The InCommon metadata signing certificate is a long-lived, self-signed certificate containing the public key corresponding to the private metadata signing key. See: Production metadata signing key.

Bootstrapping Trust

To ensure that the metadata you retrieved from InCommon has not been tampered with by intermediate devices/agents, you must verify the XML signature on each and every metadata you consume. To do that, you need an authentic copy of the metadata signing certificate.

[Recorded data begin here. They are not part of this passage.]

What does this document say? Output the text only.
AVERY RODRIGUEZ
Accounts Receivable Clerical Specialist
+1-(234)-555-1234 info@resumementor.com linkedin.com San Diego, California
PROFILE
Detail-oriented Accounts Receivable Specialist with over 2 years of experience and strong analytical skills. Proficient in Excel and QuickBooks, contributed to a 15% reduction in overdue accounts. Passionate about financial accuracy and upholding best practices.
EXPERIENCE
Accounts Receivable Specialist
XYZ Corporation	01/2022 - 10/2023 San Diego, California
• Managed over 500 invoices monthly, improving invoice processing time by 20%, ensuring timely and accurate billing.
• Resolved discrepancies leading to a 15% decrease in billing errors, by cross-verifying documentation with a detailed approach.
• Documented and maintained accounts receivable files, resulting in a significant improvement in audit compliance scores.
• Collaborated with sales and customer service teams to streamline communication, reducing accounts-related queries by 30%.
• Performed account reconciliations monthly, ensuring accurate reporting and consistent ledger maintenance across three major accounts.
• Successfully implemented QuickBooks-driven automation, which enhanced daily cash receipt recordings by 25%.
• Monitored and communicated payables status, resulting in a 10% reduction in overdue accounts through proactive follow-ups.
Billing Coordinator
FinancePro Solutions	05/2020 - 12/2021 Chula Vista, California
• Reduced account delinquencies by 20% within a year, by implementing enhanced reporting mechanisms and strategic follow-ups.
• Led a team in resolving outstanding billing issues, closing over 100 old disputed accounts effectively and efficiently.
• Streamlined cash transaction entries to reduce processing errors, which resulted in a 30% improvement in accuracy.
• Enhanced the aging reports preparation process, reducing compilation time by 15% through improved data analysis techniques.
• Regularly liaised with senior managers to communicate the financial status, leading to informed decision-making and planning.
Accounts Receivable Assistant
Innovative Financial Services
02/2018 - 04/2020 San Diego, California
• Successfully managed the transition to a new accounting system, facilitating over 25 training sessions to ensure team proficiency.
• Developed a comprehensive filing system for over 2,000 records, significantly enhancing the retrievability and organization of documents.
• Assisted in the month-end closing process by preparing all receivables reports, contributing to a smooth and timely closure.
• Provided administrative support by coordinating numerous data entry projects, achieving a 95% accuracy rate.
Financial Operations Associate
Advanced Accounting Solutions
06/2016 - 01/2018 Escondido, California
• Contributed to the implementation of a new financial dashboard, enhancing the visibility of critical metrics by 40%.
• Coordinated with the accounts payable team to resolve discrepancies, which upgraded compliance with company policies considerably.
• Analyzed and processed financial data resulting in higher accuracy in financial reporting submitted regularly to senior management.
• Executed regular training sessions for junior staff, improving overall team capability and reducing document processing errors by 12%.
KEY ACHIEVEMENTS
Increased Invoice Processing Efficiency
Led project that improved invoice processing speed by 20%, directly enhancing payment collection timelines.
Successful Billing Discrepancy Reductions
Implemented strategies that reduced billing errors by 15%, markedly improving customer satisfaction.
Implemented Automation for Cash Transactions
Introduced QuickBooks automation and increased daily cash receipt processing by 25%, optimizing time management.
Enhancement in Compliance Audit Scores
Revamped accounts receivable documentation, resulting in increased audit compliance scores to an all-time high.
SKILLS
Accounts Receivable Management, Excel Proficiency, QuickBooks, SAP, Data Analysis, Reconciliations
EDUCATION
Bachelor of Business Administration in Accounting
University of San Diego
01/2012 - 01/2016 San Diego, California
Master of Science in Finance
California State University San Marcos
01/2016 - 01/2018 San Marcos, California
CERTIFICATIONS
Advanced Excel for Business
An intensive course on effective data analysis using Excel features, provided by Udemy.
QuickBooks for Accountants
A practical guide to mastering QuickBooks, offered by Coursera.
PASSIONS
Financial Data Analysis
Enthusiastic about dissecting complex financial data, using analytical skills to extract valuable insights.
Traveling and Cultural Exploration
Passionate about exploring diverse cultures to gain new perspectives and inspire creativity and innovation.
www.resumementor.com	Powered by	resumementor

The certificate must be obtained securely since all subsequent operations depend on it.

To obtain an authentic copy of the metadata signing certificate, perform the following steps:

  1. Download a copy of the metadata signing certificate via a secure channel. See Production metadata signing key.
  2. Compute the SHA-1 and SHA-256 fingerprints of the metadata signing certificate
  3. Compare the computed fingerprints to the actual fingerprints you downloaded.

The latter two steps guarantee the integrity of the metadata signing certificate so obtained.

Checking certificate integrity using CURL

You may check the integrity of the downloaded certificate in a variety of ways. For example, on a GNU/Linux system, you could use curl and openssl to perform the first two steps of the bootstrap process:

Code Block
languagebash
# Step 1: Download a copy of the metadata signing certificate via a secure channel
$ MD_CERT_LOCATION=https://ds.incommon.org/certs/inc-md-cert.pem
$ MD_CERT_PATH=/path/to/inc-md-cert.pem
$ /usr/bin/curl --silent $MD_CERT_LOCATION > $MD_CERT_PATH

# Step 2: Compute the SHA-1 and SHA-256 fingerprints of the metadata signing certificate
$ /bin/cat $MD_CERT_PATH | /usr/bin/openssl x509 -sha1 -noout -fingerprint
SHA1 Fingerprint=7D:B4:BB:28:D3:D5:C8:52:E0:80:B3:62:43:2A:AF:34:B2:A6:0E:DD
$ /bin/cat $MD_CERT_PATH | /usr/bin/openssl x509 -sha256 -noout -fingerprint
SHA256 Fingerprint=2F:9D:9A:A1:FE:D1:92:F0:64:A8:C6:31:5D:39:FA:CF:1E:08:84:0D:27:21:F3:31:B1:70:A5:2B:88:81:9F:5B

Step 3: The final step is to compare the computed fingerprints to the actual fingerprints. See Production metadata signing key.

If the computed fingerprints match the actual fingerprints, you are done. You may now safely use the certificate to verify the signature on the metadata file.